Over the Christmas break and in preparation for this class, I started reading up on group theory. One thing that I noticed in reading section 2.2 is that addition and multiplication of congruence classes can be used to define a group on Z_n.

2.1 Due January 9

Once again, the reading was strictly review of material from Math 190 and I've done a lot with modular arithmetic outside of 190 anyway, so I feel very comfortable with concepts in today's reading. I didn't feel challenged at all, but I did come up with a question. The book showed that that addition and multiplication still work as normal in modular arithmetic, but I wonder if the same goes for exponential manipulation. I plan on exploring this question.
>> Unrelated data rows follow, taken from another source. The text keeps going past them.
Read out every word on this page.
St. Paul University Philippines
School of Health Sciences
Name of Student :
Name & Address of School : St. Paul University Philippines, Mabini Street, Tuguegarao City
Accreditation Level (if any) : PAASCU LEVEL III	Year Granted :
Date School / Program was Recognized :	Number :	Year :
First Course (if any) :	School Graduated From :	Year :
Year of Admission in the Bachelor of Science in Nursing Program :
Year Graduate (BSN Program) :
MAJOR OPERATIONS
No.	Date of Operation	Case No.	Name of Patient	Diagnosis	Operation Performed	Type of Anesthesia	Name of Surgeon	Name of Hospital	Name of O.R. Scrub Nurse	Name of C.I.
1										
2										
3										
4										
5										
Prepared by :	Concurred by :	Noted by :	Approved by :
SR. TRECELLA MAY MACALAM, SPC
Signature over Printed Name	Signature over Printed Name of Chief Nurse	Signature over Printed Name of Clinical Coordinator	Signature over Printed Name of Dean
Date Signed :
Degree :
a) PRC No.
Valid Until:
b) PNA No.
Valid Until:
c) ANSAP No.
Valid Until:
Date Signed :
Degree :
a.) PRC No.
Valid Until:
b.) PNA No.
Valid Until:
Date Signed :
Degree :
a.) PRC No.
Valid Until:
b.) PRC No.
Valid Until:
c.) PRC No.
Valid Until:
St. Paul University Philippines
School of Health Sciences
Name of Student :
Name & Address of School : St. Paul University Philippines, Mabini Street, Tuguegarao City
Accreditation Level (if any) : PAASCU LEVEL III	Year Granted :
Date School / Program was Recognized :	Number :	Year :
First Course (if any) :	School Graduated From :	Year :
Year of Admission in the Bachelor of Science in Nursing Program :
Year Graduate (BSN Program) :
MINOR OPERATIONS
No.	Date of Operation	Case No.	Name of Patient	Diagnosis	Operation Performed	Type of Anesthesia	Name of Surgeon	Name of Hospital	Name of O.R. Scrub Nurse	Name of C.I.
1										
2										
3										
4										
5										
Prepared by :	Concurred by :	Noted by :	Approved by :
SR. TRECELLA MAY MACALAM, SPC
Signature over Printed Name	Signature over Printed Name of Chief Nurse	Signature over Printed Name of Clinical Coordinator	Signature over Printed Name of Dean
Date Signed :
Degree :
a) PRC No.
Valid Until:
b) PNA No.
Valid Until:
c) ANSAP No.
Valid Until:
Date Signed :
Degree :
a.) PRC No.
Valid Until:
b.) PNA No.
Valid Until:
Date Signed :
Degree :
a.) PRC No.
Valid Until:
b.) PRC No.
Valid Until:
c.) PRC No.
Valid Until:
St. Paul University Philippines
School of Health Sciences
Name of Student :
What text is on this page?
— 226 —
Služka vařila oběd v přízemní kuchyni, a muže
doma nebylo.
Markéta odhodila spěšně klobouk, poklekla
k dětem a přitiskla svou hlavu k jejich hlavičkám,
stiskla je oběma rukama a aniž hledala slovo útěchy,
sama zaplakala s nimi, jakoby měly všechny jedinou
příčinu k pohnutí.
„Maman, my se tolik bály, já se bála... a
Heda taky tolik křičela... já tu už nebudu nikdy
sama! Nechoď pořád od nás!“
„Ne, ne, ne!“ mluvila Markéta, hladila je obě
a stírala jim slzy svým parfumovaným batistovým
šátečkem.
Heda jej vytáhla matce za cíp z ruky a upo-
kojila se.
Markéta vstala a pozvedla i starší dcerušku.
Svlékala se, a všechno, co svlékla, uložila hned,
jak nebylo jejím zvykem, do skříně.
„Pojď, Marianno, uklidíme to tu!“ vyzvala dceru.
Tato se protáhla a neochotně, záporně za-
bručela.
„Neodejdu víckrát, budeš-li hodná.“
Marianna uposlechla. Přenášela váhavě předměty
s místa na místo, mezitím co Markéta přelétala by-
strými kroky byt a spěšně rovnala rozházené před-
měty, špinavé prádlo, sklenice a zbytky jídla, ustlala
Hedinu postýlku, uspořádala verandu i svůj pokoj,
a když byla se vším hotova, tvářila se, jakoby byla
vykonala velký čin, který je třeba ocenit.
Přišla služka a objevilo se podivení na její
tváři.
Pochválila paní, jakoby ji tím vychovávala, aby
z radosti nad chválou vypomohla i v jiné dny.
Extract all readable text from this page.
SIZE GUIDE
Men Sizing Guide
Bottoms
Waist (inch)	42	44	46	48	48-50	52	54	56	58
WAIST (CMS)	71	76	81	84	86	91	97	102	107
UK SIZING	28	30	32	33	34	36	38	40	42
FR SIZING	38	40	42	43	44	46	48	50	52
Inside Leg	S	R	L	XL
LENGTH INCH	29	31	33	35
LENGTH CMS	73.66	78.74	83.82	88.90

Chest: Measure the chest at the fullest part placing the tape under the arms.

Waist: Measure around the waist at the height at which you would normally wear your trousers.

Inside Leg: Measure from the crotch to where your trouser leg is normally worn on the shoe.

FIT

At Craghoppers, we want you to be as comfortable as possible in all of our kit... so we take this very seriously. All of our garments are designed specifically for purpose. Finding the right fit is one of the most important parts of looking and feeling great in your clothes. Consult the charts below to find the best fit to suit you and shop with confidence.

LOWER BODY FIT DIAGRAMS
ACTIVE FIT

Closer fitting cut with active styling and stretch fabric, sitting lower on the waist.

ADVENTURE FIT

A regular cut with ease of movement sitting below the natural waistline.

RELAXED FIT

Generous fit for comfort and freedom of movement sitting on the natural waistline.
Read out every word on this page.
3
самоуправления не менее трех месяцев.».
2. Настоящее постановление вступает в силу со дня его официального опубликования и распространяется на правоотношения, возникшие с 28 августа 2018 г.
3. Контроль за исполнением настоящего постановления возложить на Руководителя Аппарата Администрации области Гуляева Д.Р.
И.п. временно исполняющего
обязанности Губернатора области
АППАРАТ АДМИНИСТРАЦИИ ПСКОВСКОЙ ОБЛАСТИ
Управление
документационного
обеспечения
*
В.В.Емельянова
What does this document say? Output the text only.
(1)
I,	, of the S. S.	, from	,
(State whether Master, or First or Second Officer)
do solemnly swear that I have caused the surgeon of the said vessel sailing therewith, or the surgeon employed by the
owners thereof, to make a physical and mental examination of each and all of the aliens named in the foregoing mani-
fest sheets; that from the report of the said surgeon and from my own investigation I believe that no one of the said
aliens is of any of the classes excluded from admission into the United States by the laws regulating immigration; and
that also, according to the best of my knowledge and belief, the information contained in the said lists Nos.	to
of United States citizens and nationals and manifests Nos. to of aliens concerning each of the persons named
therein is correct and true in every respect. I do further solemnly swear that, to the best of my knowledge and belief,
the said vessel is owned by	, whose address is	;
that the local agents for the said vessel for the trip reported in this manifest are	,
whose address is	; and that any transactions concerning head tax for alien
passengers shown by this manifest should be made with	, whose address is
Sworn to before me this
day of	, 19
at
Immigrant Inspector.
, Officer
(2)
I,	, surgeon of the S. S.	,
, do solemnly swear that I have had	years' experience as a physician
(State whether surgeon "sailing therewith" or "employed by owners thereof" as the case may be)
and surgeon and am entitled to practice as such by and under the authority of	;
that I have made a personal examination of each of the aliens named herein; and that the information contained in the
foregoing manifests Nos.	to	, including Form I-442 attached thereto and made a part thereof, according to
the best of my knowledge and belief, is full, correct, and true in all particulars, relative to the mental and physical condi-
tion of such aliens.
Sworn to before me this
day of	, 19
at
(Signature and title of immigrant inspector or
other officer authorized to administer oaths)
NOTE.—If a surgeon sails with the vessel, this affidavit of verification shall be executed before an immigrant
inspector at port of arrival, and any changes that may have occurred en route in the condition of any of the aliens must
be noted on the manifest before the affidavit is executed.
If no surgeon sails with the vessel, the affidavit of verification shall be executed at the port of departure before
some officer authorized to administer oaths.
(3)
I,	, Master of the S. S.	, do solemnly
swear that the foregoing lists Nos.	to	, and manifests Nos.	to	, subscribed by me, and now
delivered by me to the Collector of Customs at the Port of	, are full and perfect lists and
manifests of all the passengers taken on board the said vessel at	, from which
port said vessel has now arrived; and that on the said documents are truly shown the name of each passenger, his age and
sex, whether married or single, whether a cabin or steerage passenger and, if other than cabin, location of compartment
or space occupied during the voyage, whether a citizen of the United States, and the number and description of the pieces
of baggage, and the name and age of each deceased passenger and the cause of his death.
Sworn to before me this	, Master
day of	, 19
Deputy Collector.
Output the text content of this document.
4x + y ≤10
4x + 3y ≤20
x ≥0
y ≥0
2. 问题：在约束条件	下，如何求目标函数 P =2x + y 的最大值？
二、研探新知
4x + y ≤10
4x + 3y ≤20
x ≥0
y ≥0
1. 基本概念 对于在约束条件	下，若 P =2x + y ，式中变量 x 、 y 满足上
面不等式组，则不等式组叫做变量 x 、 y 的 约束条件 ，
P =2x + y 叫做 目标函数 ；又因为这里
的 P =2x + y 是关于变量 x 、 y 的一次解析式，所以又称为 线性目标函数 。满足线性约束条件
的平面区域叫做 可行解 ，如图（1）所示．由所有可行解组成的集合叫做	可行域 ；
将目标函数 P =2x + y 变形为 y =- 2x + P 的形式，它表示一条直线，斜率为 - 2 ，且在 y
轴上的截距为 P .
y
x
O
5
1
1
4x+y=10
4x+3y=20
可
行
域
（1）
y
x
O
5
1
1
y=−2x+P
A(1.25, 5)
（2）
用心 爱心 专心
I was impressed on how the use of modular arithmetic could make some of the exercises of the last section much easier. For example, one of the exercises in 1.2 was to prove that a positive integer is divisible by 3 if and only if its digits add up to a multiple of three. This proof would have been much easier with modular arithmetic because it's clear that powers of 10 are congruent to 1 mod 3 and thus it's easy to show that the sum of the digits of any number is congruent to the number itself mod 3.

1.1-1.3, due on January 7

To be honest, I wasn't really challenged by the reading assignment. I have just recently completed Math 190 so all of the reading was review. However, it did take me a little time to completely understand the proof of the division algorithm.

I love the idea of unique prime factorization. I'm really impressed on how it has increased my understanding of algebra concepts, especially those concerning divisibility. And understanding it really helped me on the exercises of the earlier sections, interestingly enough.

Introduction, due on January 7

What is your year in school and major? I'm a sophomore and a mathematics major.
Which post-calculus math courses have you taken? Math 190, Math 214, Math 334 and Math343.
Why are you taking this class? (Be specific.) For my major, but more importantly because it sounds really cool.
Tell me about the math professor or teacher you have had who was the most and/or least effective. What did s/he do that worked so well/poorly? I think Dr. Doud here at BYU has been the most effective teacher that I've had. He did everything in a very orderly manner and always stayed true to his word. Also, he presented things very logically and clearly.
Write something interesting or unique about yourself. Well, I've worked three summers as a river guide on the slmon river in Idaho. Also, I served a mission in Albania and now teach Albanian at the MTC.
If you are unable to come to my scheduled office hours, what times would work for you? Any time on Tuesdays and Thursdays.